Darauf wird bei den Kollegen in Berlin verzichtet. Hier stehen die Vorkehrungen aber auch noch am Anfang: „Neben allgemeinen Hygieneregeln haben wir in den vergangenen Wochen eine Back-to-Office-Strategie entwickelt, die auf drei Stufen aufbaut“, erklärt Henschel. „Auf Stufe drei, in der wir uns gerade befinden, dürfen knapp zehn Prozent der Belegschaft wieder ins Büro. Die Küchen in unseren Stockwerken bleiben geschlossen, alle Meetings finden nur virtuell statt, die Mitarbeiter müssen an getrennten Tischen sitzen, unser internes Gym bleibt geschlossen und Geschäftsreisen sind weiterhin nicht möglich.“

In der zweiten Stufe, so Henschel, sollen alle Mitarbeiter wieder im Büro arbeiten – jedoch nicht gleichzeitig, sondern aufgeteilt in zwei Gruppen im wöchentlichen Wechsel. Bis auf die Öffnung der Küchen sollen die alten Regeln dabei bestehen bleiben. Erst auf Stufe eins werde es weitreichendere Lockerungen geben. Zwar werden die Mitarbeiterinnen und Mitarbeiter an den einzelnen Standorten dann weiterhin in zwei Gruppen kommen. „Allerdings dürfen zum Teil bereits Meetings wieder in einem Raum stattfinden, wenn der Abstand eingehalten wird“, so Henschel. Auch Reisen im Inland seien dann wieder erlaubt.

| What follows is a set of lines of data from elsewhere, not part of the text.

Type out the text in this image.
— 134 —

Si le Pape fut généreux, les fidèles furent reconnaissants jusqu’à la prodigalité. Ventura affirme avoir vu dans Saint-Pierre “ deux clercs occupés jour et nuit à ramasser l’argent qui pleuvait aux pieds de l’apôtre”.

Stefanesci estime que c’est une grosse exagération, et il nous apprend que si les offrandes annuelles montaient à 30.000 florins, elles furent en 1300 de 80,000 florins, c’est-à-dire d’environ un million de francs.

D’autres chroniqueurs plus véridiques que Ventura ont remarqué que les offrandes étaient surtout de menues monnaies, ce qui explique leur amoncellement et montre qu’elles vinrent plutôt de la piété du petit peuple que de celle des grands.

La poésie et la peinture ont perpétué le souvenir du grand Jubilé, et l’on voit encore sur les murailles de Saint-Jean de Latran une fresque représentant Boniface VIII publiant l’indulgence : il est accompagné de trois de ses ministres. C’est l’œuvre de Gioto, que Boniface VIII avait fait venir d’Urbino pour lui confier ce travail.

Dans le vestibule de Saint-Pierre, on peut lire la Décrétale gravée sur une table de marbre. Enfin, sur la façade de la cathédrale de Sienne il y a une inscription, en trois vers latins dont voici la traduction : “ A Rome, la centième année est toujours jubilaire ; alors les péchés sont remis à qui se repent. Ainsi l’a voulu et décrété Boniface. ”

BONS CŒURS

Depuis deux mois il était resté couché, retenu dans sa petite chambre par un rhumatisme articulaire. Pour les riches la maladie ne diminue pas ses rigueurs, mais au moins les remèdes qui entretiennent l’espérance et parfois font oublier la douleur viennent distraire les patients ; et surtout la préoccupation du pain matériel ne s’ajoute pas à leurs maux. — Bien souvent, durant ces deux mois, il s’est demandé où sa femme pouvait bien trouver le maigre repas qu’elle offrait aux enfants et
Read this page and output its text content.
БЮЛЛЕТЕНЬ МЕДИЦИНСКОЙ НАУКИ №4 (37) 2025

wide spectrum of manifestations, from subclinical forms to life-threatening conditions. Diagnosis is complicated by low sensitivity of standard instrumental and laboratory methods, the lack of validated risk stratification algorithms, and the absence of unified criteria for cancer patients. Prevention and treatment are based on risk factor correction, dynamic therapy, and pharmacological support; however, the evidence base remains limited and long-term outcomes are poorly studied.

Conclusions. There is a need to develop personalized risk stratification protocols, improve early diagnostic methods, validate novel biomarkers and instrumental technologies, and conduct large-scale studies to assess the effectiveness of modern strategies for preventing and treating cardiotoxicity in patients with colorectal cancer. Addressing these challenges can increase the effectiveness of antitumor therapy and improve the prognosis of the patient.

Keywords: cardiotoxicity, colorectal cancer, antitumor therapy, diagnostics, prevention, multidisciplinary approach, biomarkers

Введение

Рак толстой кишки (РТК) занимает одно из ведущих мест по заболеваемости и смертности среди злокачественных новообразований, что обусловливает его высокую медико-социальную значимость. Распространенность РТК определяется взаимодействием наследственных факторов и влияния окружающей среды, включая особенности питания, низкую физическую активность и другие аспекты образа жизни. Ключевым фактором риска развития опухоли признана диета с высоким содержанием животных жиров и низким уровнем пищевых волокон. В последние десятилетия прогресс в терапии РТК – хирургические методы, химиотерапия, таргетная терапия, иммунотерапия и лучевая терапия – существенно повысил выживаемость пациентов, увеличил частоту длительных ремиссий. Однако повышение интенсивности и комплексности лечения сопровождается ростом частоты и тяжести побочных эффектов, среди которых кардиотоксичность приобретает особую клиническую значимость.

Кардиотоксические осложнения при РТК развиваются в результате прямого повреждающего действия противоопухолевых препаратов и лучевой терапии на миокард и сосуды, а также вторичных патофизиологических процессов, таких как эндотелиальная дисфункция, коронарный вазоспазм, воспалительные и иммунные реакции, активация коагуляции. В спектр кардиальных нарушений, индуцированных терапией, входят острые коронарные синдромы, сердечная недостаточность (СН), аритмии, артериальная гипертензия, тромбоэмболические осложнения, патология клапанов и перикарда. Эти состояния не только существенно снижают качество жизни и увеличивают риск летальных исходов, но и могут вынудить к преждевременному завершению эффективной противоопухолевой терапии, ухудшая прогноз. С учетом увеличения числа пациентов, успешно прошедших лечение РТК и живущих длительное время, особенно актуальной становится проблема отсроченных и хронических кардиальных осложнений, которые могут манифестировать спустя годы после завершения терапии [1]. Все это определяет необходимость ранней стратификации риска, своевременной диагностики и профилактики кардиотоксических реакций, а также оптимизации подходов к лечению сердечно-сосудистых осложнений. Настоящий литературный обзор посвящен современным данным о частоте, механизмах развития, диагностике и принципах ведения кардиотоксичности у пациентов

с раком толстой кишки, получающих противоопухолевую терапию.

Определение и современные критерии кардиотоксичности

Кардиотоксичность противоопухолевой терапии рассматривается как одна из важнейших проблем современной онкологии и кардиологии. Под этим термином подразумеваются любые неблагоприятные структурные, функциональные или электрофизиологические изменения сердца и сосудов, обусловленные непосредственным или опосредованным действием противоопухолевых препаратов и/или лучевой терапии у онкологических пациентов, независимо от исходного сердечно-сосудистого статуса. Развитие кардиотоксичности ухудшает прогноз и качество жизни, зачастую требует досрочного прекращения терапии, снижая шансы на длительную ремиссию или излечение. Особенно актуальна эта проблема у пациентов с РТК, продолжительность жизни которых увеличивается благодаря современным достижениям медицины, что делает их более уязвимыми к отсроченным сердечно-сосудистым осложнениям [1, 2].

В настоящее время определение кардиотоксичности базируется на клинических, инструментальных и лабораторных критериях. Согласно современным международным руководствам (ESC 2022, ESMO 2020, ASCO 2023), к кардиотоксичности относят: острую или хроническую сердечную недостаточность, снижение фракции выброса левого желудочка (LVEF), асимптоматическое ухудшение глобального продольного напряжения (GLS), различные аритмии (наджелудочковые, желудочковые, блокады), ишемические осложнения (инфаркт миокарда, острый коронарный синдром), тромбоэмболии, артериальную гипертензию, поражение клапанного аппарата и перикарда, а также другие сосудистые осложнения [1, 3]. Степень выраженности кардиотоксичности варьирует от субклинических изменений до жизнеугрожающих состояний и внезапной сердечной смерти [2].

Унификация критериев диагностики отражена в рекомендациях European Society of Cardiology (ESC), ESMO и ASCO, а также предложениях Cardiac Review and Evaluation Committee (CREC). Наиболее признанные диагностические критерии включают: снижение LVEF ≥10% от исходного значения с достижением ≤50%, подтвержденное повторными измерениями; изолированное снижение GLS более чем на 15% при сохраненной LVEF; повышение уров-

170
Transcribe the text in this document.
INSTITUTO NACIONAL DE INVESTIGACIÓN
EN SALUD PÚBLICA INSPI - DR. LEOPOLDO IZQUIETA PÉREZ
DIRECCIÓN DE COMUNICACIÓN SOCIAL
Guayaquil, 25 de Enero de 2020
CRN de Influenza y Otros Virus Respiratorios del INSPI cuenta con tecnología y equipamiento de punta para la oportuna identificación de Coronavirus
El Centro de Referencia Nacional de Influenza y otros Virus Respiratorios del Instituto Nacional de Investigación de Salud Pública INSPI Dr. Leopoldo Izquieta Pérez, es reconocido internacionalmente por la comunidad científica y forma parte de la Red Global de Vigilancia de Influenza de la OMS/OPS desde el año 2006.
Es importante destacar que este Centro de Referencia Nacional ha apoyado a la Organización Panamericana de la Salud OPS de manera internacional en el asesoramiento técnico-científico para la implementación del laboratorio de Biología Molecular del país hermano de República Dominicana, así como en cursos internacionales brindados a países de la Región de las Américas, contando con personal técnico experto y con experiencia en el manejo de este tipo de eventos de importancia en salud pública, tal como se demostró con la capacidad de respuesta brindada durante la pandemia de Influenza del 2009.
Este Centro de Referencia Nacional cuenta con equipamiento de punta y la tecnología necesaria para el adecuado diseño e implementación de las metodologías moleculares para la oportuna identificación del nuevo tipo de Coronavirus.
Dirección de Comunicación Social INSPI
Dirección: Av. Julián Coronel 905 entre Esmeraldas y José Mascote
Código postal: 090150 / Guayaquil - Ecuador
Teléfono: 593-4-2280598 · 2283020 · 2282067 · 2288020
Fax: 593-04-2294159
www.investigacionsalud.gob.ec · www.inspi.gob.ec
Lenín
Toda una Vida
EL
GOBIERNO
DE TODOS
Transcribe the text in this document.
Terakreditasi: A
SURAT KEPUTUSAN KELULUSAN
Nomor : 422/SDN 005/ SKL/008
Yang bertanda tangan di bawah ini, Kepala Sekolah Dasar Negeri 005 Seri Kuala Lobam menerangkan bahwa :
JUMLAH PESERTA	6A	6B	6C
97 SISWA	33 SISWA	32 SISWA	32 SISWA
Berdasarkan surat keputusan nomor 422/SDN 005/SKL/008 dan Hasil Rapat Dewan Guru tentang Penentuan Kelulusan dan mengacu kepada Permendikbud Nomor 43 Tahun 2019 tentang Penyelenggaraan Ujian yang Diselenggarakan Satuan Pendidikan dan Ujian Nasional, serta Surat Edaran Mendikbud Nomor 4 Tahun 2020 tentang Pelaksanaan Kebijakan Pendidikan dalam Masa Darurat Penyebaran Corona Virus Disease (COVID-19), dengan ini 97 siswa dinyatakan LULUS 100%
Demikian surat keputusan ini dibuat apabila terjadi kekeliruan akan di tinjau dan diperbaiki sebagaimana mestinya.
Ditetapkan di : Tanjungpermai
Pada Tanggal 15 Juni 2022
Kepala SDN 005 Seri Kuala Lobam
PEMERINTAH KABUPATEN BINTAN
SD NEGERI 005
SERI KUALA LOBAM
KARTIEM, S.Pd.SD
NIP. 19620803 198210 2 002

Zu nah gekommen? Dann ertönt ein Piepton

Bei solch einem umfassenden Regelwerk erscheinen die Piktogramme und Bodenmarkierungen beim HR-Startup Personio aus München fast schon halbherzig. Allerdings bereitet sich das Unternehmen längst auf den Einsatz technischer Hilfsmittel vor, sollte etwa die Einhaltung der Abstandsregelungen nicht so zuverlässig erfolgen wie erhofft.

So experimentiert das Startup derzeit mit speziellen Sensoren für das Handgelenk, die normalerweise im Profisport zum Einsatz kommen. Mit ihnen lassen sich Leistungs- und Taktikdaten von Bundesligafußballern auswerten. In einer modifizierten Version könnten die Sensoren nun auch Personio-Mitarbeitern helfen: Unterschreiten zwei Personen den vorgesehenen Mindestabstand für länger als sechs Sekunden, ertönt ein Piepton. Und so sorgt die Corona-Krise dafür, dass selbst in der sonst so legeren Startup-Szene auf einmal gilt: Kontrolle ist besser.